Semi-pro orchestra, rehearsing for a program that included an extended version of Tchaikovsky's Sleeping Beauty Suite (the concert suite plus three additional dances from the ballet) and Respighi's Vetrate di Chiesa:
"Make it as rustic as you can -- like a good French bread."
"A nice big fortissimo, please. Let's see if we can set off the alarm again." (an alarm interrupted the rehearsal 15 minutes earlier)
"It's not German music, it's [in Russian accent] Russian trying to be French."
"Vodka before, vodka after, who cares about bowings?"
"Give this a church-like feel. We're all going to confession."
"Violas, why are you so aggressive? It reminds me of some of my favorite guitar moments... electric guitar." (launches into air guitar solo)

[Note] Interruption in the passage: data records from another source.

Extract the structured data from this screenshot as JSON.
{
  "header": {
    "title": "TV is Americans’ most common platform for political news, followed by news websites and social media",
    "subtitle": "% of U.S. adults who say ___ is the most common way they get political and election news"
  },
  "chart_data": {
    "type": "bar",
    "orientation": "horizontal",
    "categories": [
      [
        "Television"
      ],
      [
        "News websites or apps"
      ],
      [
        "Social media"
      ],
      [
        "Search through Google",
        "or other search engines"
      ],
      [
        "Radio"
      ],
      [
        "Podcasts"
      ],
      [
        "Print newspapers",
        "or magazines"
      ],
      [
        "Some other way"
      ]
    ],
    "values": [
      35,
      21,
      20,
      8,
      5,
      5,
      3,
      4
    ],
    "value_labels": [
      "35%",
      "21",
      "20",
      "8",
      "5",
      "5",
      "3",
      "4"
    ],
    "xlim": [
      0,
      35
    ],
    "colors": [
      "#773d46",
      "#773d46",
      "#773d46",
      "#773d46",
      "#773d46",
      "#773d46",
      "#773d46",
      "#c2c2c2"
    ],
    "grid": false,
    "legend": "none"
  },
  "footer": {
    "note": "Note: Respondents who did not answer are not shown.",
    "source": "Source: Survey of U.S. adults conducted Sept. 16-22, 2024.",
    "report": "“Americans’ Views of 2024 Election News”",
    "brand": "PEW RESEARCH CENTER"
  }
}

Assistant conductor: "Our green room will be called the Purple Room. I know that's confusing..."
Violist: "That's okay, some of us are color-blind anyway."
Semi-pro orchestra, rehearsing for an upcoming concert featuring Mozart's 25th Symphony and Richard Strauss's Don Quixote:
"Piú pesante. Nice and fat, you know?" (on the Sancho Panza theme)
"Give me four bars before 57... five bars, it's cheaper!"
"Ah, the wind machine. Just as Mozart would have wanted." (percussionists were packing up while we rehearsed Mozart)
"We have all these delicate things, and then this annoying, interrupting stuff... that should be you! You need to come in and be as annoying as possible."
"Suddenly, after a few pints of beer, 31 arrives."
"They're on a boat! ....... but they have no oars ....... which is a little bad."
Community orchestra:
"It's very Wagnerian... meets pops!"
"Make the first measure slightly more beautiful... with A-flats."
"Play lushly... like a lush."
"When we see these dotted rhythms, I know we always think it's gotta be short, or the audience will think we're playing triplets and throw pineapples at us, but in this tempo we can play the 16th a little longer..."
"Un poco pesante: a little peasant."
"It's from Wikipedia, so you know it's true."